Rose and Andi both have experience with being alone, so I try again. “What if he leaves town for good and goes off somewhere? Who’s going to care about him? He’s alone .”

Andi’s lips quirk in a tiny smile. “Yeah, I’m picking up on that theme.” She turns to Rose. “You saw him this morning. Did he say anything about leaving town?”

Rose shakes her head. “Not in so many words. But he didn’t seem very interested in making that god-awful building any more livable.”

Andi faces me again. “So maybe he’s thinking about leaving, maybe not. We don’t know. We’ve got our first game tomorrow. Let’s see if he shows up.
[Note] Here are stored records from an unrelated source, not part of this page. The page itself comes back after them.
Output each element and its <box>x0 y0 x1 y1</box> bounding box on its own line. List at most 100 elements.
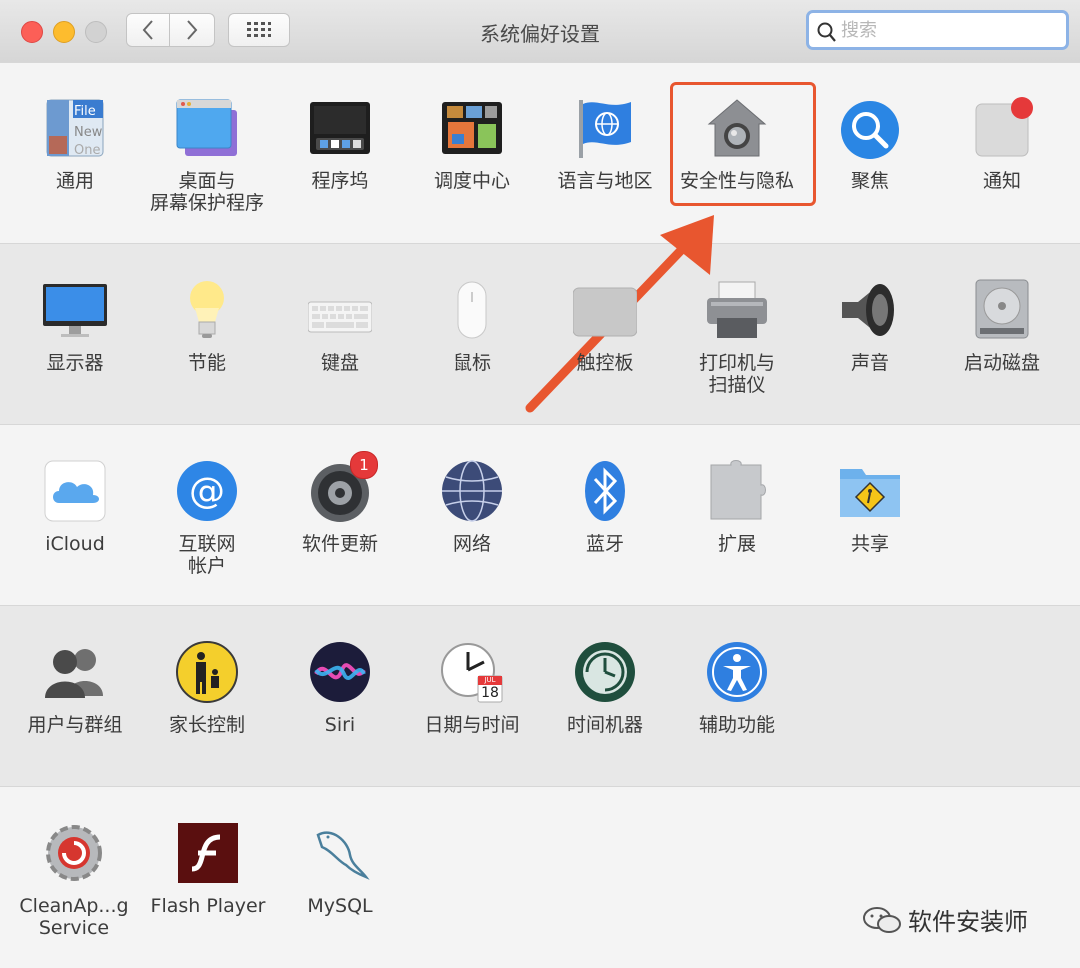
pref-label: 蓝牙 <box>585 533 624 555</box>
svg-text:File: File <box>74 104 96 119</box>
pref-label: MySQL <box>307 895 373 917</box>
sound-icon <box>838 278 902 342</box>
mission-control-icon <box>440 96 504 160</box>
pref-label: 扩展 <box>717 533 756 555</box>
accessibility-icon <box>705 640 769 704</box>
notifications-icon <box>970 96 1034 160</box>
mysql-icon <box>308 821 372 885</box>
pref-sharing[interactable]: 共享 <box>804 459 936 555</box>
pref-mysql[interactable]: MySQL <box>274 821 406 917</box>
pref-bluetooth[interactable]: 蓝牙 <box>539 459 671 555</box>
pref-label: 通知 <box>982 170 1021 192</box>
pref-label: 键盘 <box>320 352 359 374</box>
pref-label: 语言与地区 <box>557 170 653 192</box>
pref-label: 声音 <box>850 352 889 374</box>
pref-cleanapp[interactable]: CleanAp...g Service <box>0 821 162 939</box>
keyboard-icon <box>307 278 373 342</box>
pref-energy-saver[interactable]: 节能 <box>141 278 273 374</box>
pref-internet-accounts[interactable]: @ 互联网 帐户 <box>141 459 273 577</box>
sharing-icon <box>838 459 902 523</box>
pref-mouse[interactable]: 鼠标 <box>406 278 538 374</box>
pref-label: 通用 <box>55 170 94 192</box>
watermark: 软件安装师 <box>862 902 1028 941</box>
pref-language-region[interactable]: 语言与地区 <box>539 96 671 192</box>
pref-extensions[interactable]: 扩展 <box>671 459 803 555</box>
language-region-icon <box>573 96 637 160</box>
dock-icon <box>308 96 372 160</box>
pref-label: 桌面与 屏幕保护程序 <box>149 170 264 214</box>
cleanapp-icon <box>42 821 106 885</box>
time-machine-icon <box>573 640 637 704</box>
pref-displays[interactable]: 显示器 <box>9 278 141 374</box>
pref-mission-control[interactable]: 调度中心 <box>406 96 538 192</box>
pref-label: 启动磁盘 <box>963 352 1040 374</box>
pref-label: 互联网 帐户 <box>178 533 236 577</box>
users-groups-icon <box>43 640 107 704</box>
spotlight-icon <box>838 96 902 160</box>
window-titlebar: 系统偏好设置 <box>0 0 1080 63</box>
annotation-highlight-box <box>670 82 816 206</box>
pref-label: 鼠标 <box>452 352 491 374</box>
pref-trackpad[interactable]: 触控板 <box>539 278 671 374</box>
pref-users-groups[interactable]: 用户与群组 <box>9 640 141 736</box>
pref-time-machine[interactable]: 时间机器 <box>539 640 671 736</box>
wechat-icon <box>862 905 902 941</box>
pref-label: 聚焦 <box>850 170 889 192</box>
pref-icloud[interactable]: iCloud <box>9 459 141 555</box>
network-icon <box>440 459 504 523</box>
pref-general[interactable]: File New One 通用 <box>9 96 141 192</box>
watermark-text: 软件安装师 <box>908 908 1028 936</box>
pref-flash-player[interactable]: Flash Player <box>141 821 275 917</box>
pref-date-time[interactable]: JUL 18 日期与时间 <box>406 640 538 736</box>
bluetooth-icon <box>573 459 637 523</box>
pref-label: iCloud <box>45 533 105 555</box>
pref-label: 程序坞 <box>311 170 369 192</box>
pref-label: 家长控制 <box>168 714 245 736</box>
pref-desktop-screensaver[interactable]: 桌面与 屏幕保护程序 <box>141 96 273 214</box>
general-icon: File New One <box>43 96 107 160</box>
pref-siri[interactable]: Siri <box>274 640 406 736</box>
pref-label: 用户与群组 <box>27 714 123 736</box>
pref-label: Flash Player <box>150 895 266 917</box>
calendar-month-text: JUL <box>484 676 496 684</box>
energy-saver-icon <box>175 278 239 342</box>
svg-text:@: @ <box>189 471 225 512</box>
pref-dock[interactable]: 程序坞 <box>274 96 406 192</box>
pref-label: 调度中心 <box>433 170 510 192</box>
pref-parental-controls[interactable]: 家长控制 <box>141 640 273 736</box>
desktop-icon <box>175 96 239 160</box>
mouse-icon <box>440 278 504 342</box>
pref-keyboard[interactable]: 键盘 <box>274 278 406 374</box>
pref-sound[interactable]: 声音 <box>804 278 936 374</box>
svg-text:One: One <box>74 143 100 158</box>
pref-network[interactable]: 网络 <box>406 459 538 555</box>
pref-label: 打印机与 扫描仪 <box>698 352 775 396</box>
pref-label: 软件更新 <box>301 533 378 555</box>
trackpad-icon <box>572 278 638 342</box>
pref-notifications[interactable]: 通知 <box>936 96 1068 192</box>
pref-accessibility[interactable]: 辅助功能 <box>671 640 803 736</box>
update-count-badge: 1 <box>350 451 378 479</box>
pref-startup-disk[interactable]: 启动磁盘 <box>936 278 1068 374</box>
pref-label: 时间机器 <box>566 714 643 736</box>
search-field[interactable] <box>806 10 1069 50</box>
svg-text:New: New <box>74 125 103 140</box>
pref-spotlight[interactable]: 聚焦 <box>804 96 936 192</box>
pref-label: CleanAp...g Service <box>19 895 129 939</box>
pref-label: 触控板 <box>576 352 634 374</box>
calendar-day-text: 18 <box>481 685 499 701</box>
pref-label: 辅助功能 <box>698 714 775 736</box>
search-input[interactable] <box>841 18 1051 42</box>
pref-label: 共享 <box>850 533 889 555</box>
date-time-icon: JUL 18 <box>440 640 504 704</box>
flash-player-icon <box>176 821 240 885</box>
siri-icon <box>308 640 372 704</box>
internet-accounts-icon: @ <box>175 459 239 523</box>
extensions-icon <box>705 459 769 523</box>
pref-label: 节能 <box>187 352 226 374</box>
software-update-icon: 1 <box>308 451 378 523</box>
pref-label: 显示器 <box>46 352 104 374</box>
pref-software-update[interactable]: 1 软件更新 <box>274 451 406 555</box>
printer-icon <box>705 278 769 342</box>
pref-printers-scanners[interactable]: 打印机与 扫描仪 <box>671 278 803 396</box>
See if he says anything then.”

“I’m doing some sketches for him tonight.” Rose tells us about her ideas for Joe’s place as they get up and help me clear away the dishes.

I stop them as they head for the stairs a few minutes later. “Why aren’t y’all telling me how bad I suck?”

Rose’s eyes are warm. “I’ve got no personal experience of you sucking.”

Andi shrugs. “To be honest, I’m kind of relieved you have some human flaws. The whole Wonder Woman thing wears pretty thin after a decade or two.”

Before I can think of a reply to that, they’re gone. But their friendship and support and honesty keep me from being alone, even though the restaurant crew waves me away when I go down to see if they need me. So I change my clothes and go for a run to see if I can outdistance my guilt and shame.